То, как он выговаривал букву «р», делало эту печаль особенно впечатляющей.
В городе Благовещенске приснился мне замечательный сон. Я с утра решил пошляться по городу, сообразил, что до концерта запросто смогу отоспаться, и прихватил с собой фляжку с виски.
Первый глоток я сделал еще в гостинице. Для начала вышел я на берег Амура, глянул на роскошный китайский город через реку и покурил под триумфальной аркой, некогда воздвигнутой здесь в честь посещения города цесаревичем Николаем, когда он совершал кругосветное путешествие и возвращался из Владивостока в свой Санкт-Петербург.
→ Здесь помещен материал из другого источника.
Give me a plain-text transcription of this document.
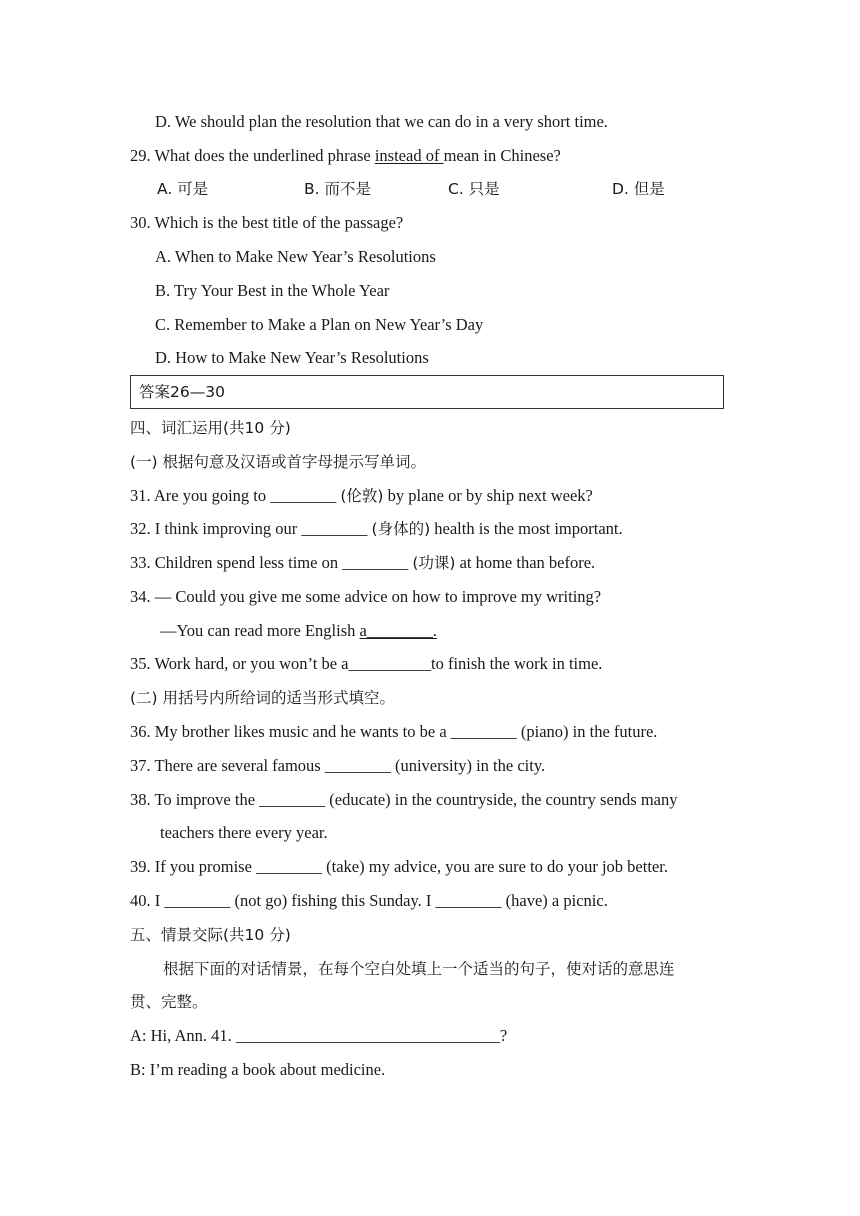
D. We should plan the resolution that we can do in a very short time.
29. What does the underlined phrase instead of mean in Chinese?
A. 可是	B. 而不是	C. 只是	D. 但是
30. Which is the best title of the passage?
A. When to Make New Year’s Resolutions
B. Try Your Best in the Whole Year
C. Remember to Make a Plan on New Year’s Day
D. How to Make New Year’s Resolutions
答案26—30
四、词汇运用(共10 分)
(一) 根据句意及汉语或首字母提示写单词。
31. Are you going to ________ (伦敦) by plane or by ship next week?
32. I think improving our ________ (身体的) health is the most important.
33. Children spend less time on ________ (功课) at home than before.
34. — Could you give me some advice on how to improve my writing?
—You can read more English a________.
35. Work hard, or you won’t be a__________to finish the work in time.
(二) 用括号内所给词的适当形式填空。
36. My brother likes music and he wants to be a ________ (piano) in the future.
37. There are several famous ________ (university) in the city.
38. To improve the ________ (educate) in the countryside, the country sends many
teachers there every year.
39. If you promise ________ (take) my advice, you are sure to do your job better.
40. I ________ (not go) fishing this Sunday. I ________ (have) a picnic.
五、情景交际(共10 分)
根据下面的对话情景，在每个空白处填上一个适当的句子，使对话的意思连
贯、完整。
A: Hi, Ann. 41. ________________________________?
B: I’m reading a book about medicine.
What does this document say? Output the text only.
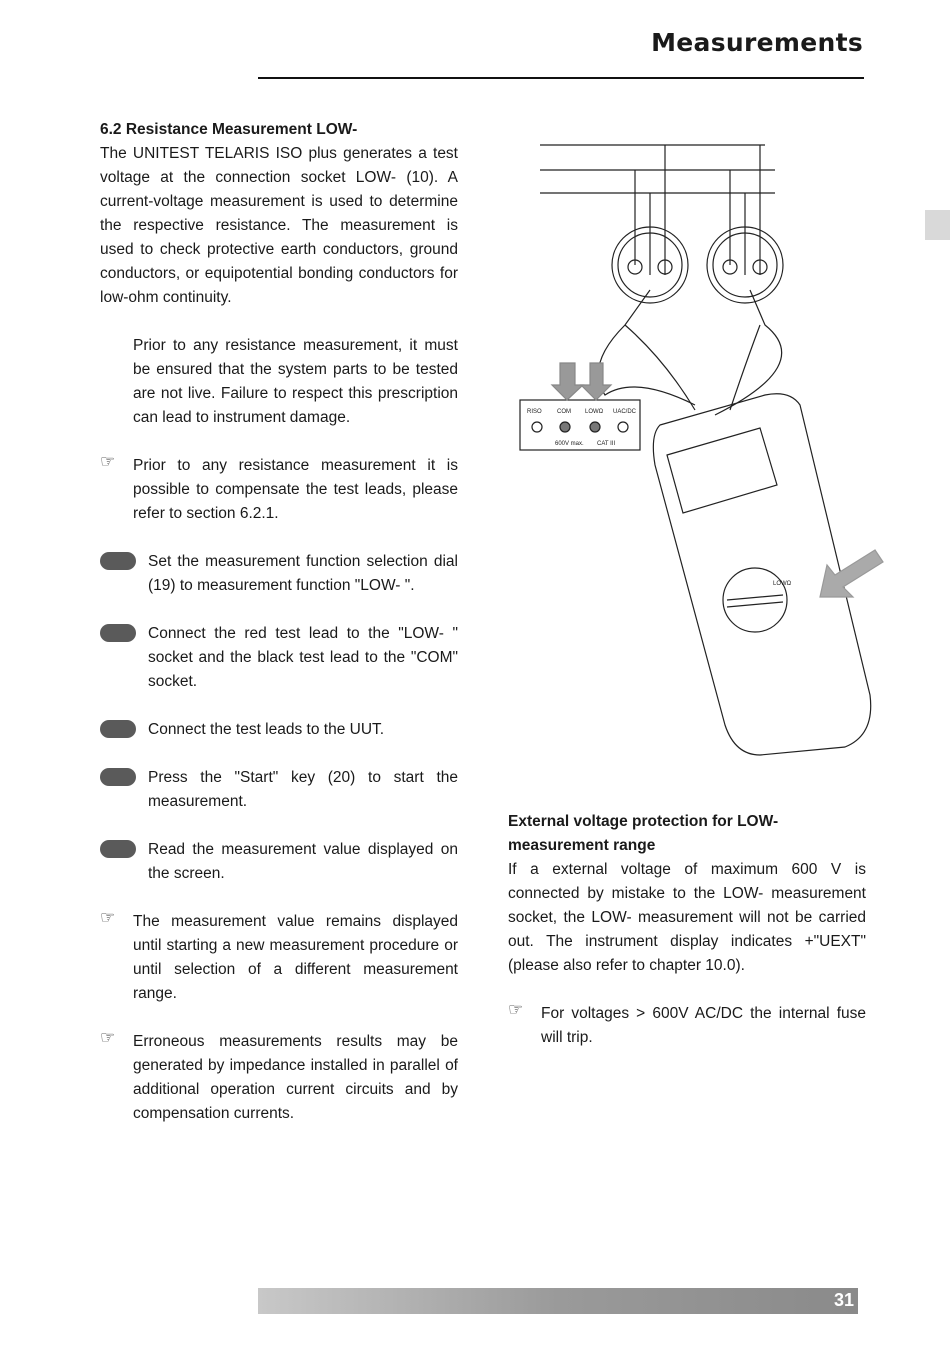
Measurements

6.2 Resistance Measurement LOW-

The UNITEST TELARIS ISO plus generates a test voltage at the connection socket LOW- (10). A current-voltage measurement is used to determine the respective resistance. The measurement is used to check protective earth conductors, ground conductors, or equipotential bonding conductors for low-ohm continuity.

Prior to any resistance measurement, it must be ensured that the system parts to be tested are not live. Failure to respect this prescription can lead to instrument damage.

☞ Prior to any resistance measurement it is possible to compensate the test leads, please refer to section 6.2.1.

Set the measurement function selection dial (19) to measurement function "LOW- ".

Connect the red test lead to the "LOW- " socket and the black test lead to the "COM" socket.

Connect the test leads to the UUT.

Press the "Start" key (20) to start the measurement.

Read the measurement value displayed on the screen.

☞ The measurement value remains displayed until starting a new measurement procedure or until selection of a different measurement range.

☞ Erroneous measurements results may be generated by impedance installed in parallel of additional operation current circuits and by compensation currents.

RISO	COM LOWΩ UAC/DC
600V max. CAT III
LOWΩ

External voltage protection for LOW- measurement range

If a external voltage of maximum 600 V is connected by mistake to the LOW- measurement socket, the LOW- measurement will not be carried out. The instrument display indicates +"UEXT" (please also refer to chapter 10.0).

☞ For voltages > 600V AC/DC the internal fuse will trip.

31
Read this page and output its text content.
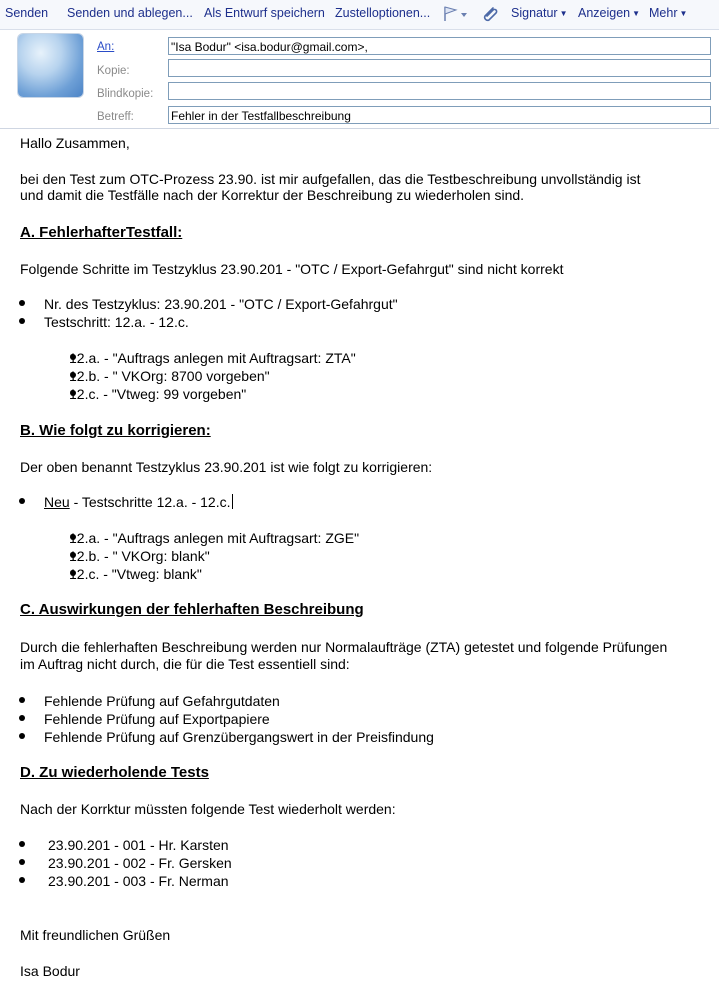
Senden Senden und ablegen... Als Entwurf speichern Zustelloptionen...	Signatur ▼ Anzeigen ▼ Mehr ▼
An:	"Isa Bodur" <isa.bodur@gmail.com>,
Kopie:
Blindkopie:
Betreff:	Fehler in der Testfallbeschreibung
Hallo Zusammen,
bei den Test zum OTC-Prozess 23.90. ist mir aufgefallen, das die Testbeschreibung unvollständig ist
und damit die Testfälle nach der Korrektur der Beschreibung zu wiederholen sind.
A. FehlerhafterTestfall:
Folgende Schritte im Testzyklus 23.90.201 - "OTC / Export-Gefahrgut" sind nicht korrekt
Nr. des Testzyklus: 23.90.201 - "OTC / Export-Gefahrgut"
Testschritt: 12.a. - 12.c.
12.a. - "Auftrags anlegen mit Auftragsart: ZTA"
12.b. - " VKOrg: 8700 vorgeben"
12.c. - "Vtweg: 99 vorgeben"
B. Wie folgt zu korrigieren:
Der oben benannt Testzyklus 23.90.201 ist wie folgt zu korrigieren:
Neu - Testschritte 12.a. - 12.c.
12.a. - "Auftrags anlegen mit Auftragsart: ZGE"
12.b. - " VKOrg: blank"
12.c. - "Vtweg: blank"
C. Auswirkungen der fehlerhaften Beschreibung
Durch die fehlerhaften Beschreibung werden nur Normalaufträge (ZTA) getestet und folgende Prüfungen
im Auftrag nicht durch, die für die Test essentiell sind:
Fehlende Prüfung auf Gefahrgutdaten
Fehlende Prüfung auf Exportpapiere
Fehlende Prüfung auf Grenzübergangswert in der Preisfindung
D. Zu wiederholende Tests
Nach der Korrktur müssten folgende Test wiederholt werden:
23.90.201 - 001 - Hr. Karsten
23.90.201 - 002 - Fr. Gersken
23.90.201 - 003 - Fr. Nerman
Mit freundlichen Grüßen
Isa Bodur
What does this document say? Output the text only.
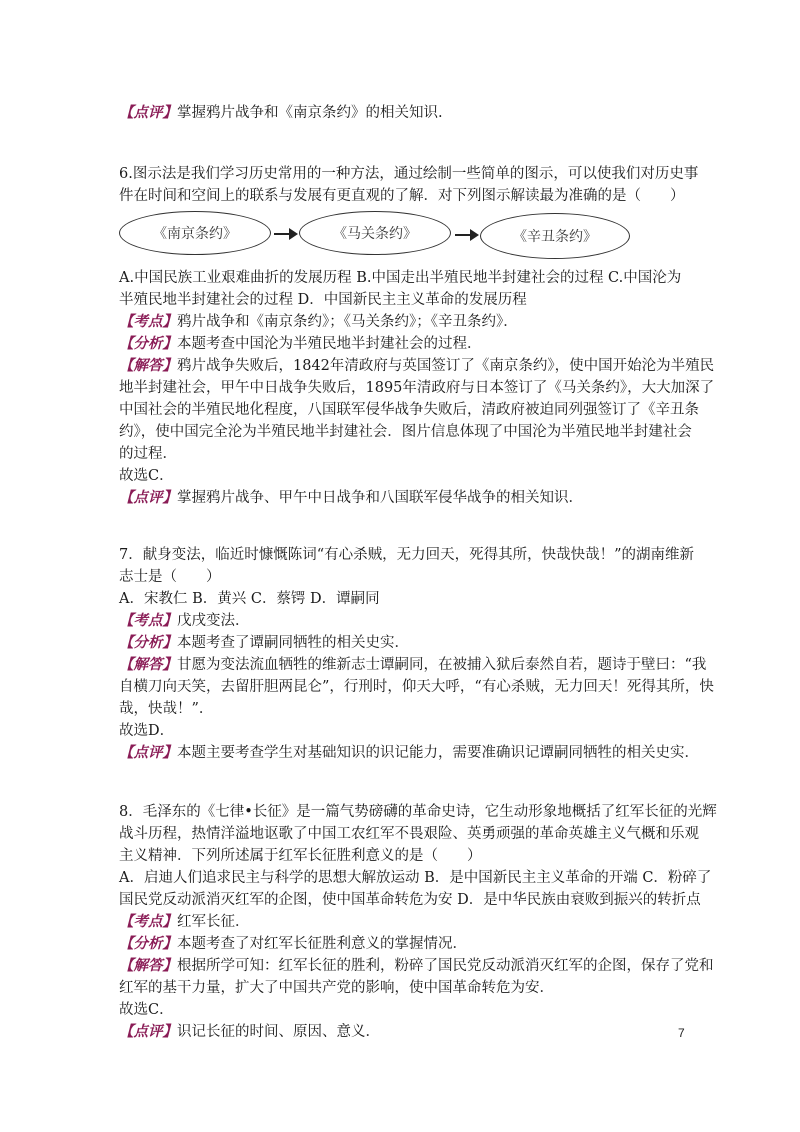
【点评】掌握鸦片战争和《南京条约》的相关知识.
6.图示法是我们学习历史常用的一种方法，通过绘制一些简单的图示，可以使我们对历史事
件在时间和空间上的联系与发展有更直观的了解．对下列图示解读最为准确的是（　　）
《南京条约》	《马关条约》	《辛丑条约》
A.中国民族工业艰难曲折的发展历程 B.中国走出半殖民地半封建社会的过程 C.中国沦为
半殖民地半封建社会的过程 D．中国新民主主义革命的发展历程
【考点】鸦片战争和《南京条约》；《马关条约》；《辛丑条约》．
【分析】本题考查中国沦为半殖民地半封建社会的过程．
【解答】鸦片战争失败后，1842年清政府与英国签订了《南京条约》，使中国开始沦为半殖民
地半封建社会，甲午中日战争失败后，1895年清政府与日本签订了《马关条约》，大大加深了
中国社会的半殖民地化程度，八国联军侵华战争失败后，清政府被迫同列强签订了《辛丑条
约》，使中国完全沦为半殖民地半封建社会．图片信息体现了中国沦为半殖民地半封建社会
的过程．
故选C．
【点评】掌握鸦片战争、甲午中日战争和八国联军侵华战争的相关知识．
7．献身变法，临近时慷慨陈词“有心杀贼，无力回天，死得其所，快哉快哉！”的湖南维新
志士是（　　）
A．宋教仁 B．黄兴 C．蔡锷 D．谭嗣同
【考点】戊戌变法．
【分析】本题考查了谭嗣同牺牲的相关史实．
【解答】甘愿为变法流血牺牲的维新志士谭嗣同，在被捕入狱后泰然自若，题诗于壁曰：“我
自横刀向天笑，去留肝胆两昆仑”，行刑时，仰天大呼，“有心杀贼，无力回天！死得其所，快
哉，快哉！”．
故选D．
【点评】本题主要考查学生对基础知识的识记能力，需要准确识记谭嗣同牺牲的相关史实．
8．毛泽东的《七律•长征》是一篇气势磅礴的革命史诗，它生动形象地概括了红军长征的光辉
战斗历程，热情洋溢地讴歌了中国工农红军不畏艰险、英勇顽强的革命英雄主义气概和乐观
主义精神．下列所述属于红军长征胜利意义的是（　　）
A．启迪人们追求民主与科学的思想大解放运动 B．是中国新民主主义革命的开端 C．粉碎了
国民党反动派消灭红军的企图，使中国革命转危为安 D．是中华民族由衰败到振兴的转折点
【考点】红军长征．
【分析】本题考查了对红军长征胜利意义的掌握情况．
【解答】根据所学可知：红军长征的胜利，粉碎了国民党反动派消灭红军的企图，保存了党和
红军的基干力量，扩大了中国共产党的影响，使中国革命转危为安．
故选C．
【点评】识记长征的时间、原因、意义．	7
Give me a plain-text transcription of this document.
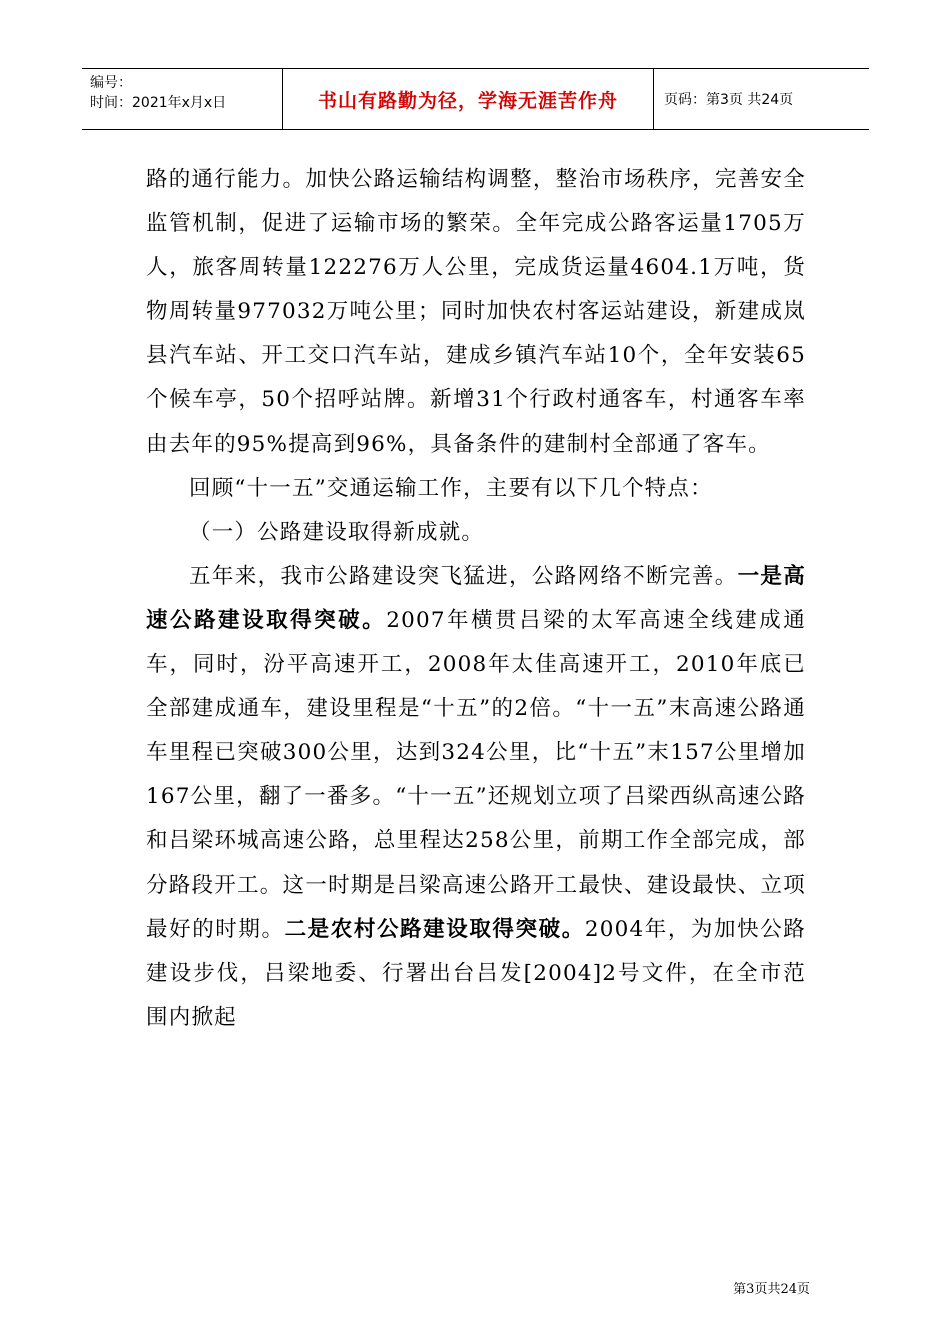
编号：
时间：2021年x月x日	书山有路勤为径，学海无涯苦作舟	页码：第3页 共24页

路的通行能力。加快公路运输结构调整，整治市场秩序，完善安全监管机制，促进了运输市场的繁荣。全年完成公路客运量1705万人，旅客周转量122276万人公里，完成货运量4604.1万吨，货物周转量977032万吨公里；同时加快农村客运站建设，新建成岚县汽车站、开工交口汽车站，建成乡镇汽车站10个，全年安装65个候车亭，50个招呼站牌。新增31个行政村通客车，村通客车率由去年的95%提高到96%，具备条件的建制村全部通了客车。

回顾“十一五”交通运输工作，主要有以下几个特点：

（一）公路建设取得新成就。

五年来，我市公路建设突飞猛进，公路网络不断完善。一是高速公路建设取得突破。2007年横贯吕梁的太军高速全线建成通车，同时，汾平高速开工，2008年太佳高速开工，2010年底已全部建成通车，建设里程是“十五”的2倍。“十一五”末高速公路通车里程已突破300公里，达到324公里，比“十五”末157公里增加167公里，翻了一番多。“十一五”还规划立项了吕梁西纵高速公路和吕梁环城高速公路，总里程达258公里，前期工作全部完成，部分路段开工。这一时期是吕梁高速公路开工最快、建设最快、立项最好的时期。二是农村公路建设取得突破。2004年，为加快公路建设步伐，吕梁地委、行署出台吕发[2004]2号文件，在全市范围内掀起

第3页共24页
Я об этом путешествии и знать не знал, но все было написано на арке. Ее восстановили недавно, при советской власти ей стоять не полагалось, но смотрелась она очень симпатично, и под ней я выпил снова и недолго покурил.
Неподалеку на каком-то длинном, амбарного типа здании висела мемориальная доска в честь Чехова — он тут пробыл один день по дороге на Сахалин. Не помянуть Антона Павловича было бы грехом непростительным. На той же площади, на каком-то роскошном старом здании бросалась в глаза большая мраморная доска в память о купце Чурине, и сбоку на доске отдельной пояснялось, что купец этот снабжал продовольствием не только ближние окрестности, но чуть не до Аляски простирались его лавки и магазины. Помянув двумя глотками неизвестного мне раньше Чурина (поскольку был он еще и выдающимся меценатом), я побрел по набережной, чувствуя озноб от ноябрьского ветра, и немного выпил возле памятника графу Муравьеву-Амурскому, который в середине девятнадцатого века был губернатором Восточной Сибири и Дальнего Востока. Для России сделал Николай Николаевич и вправду много — это он превратил Амур в российскую реку.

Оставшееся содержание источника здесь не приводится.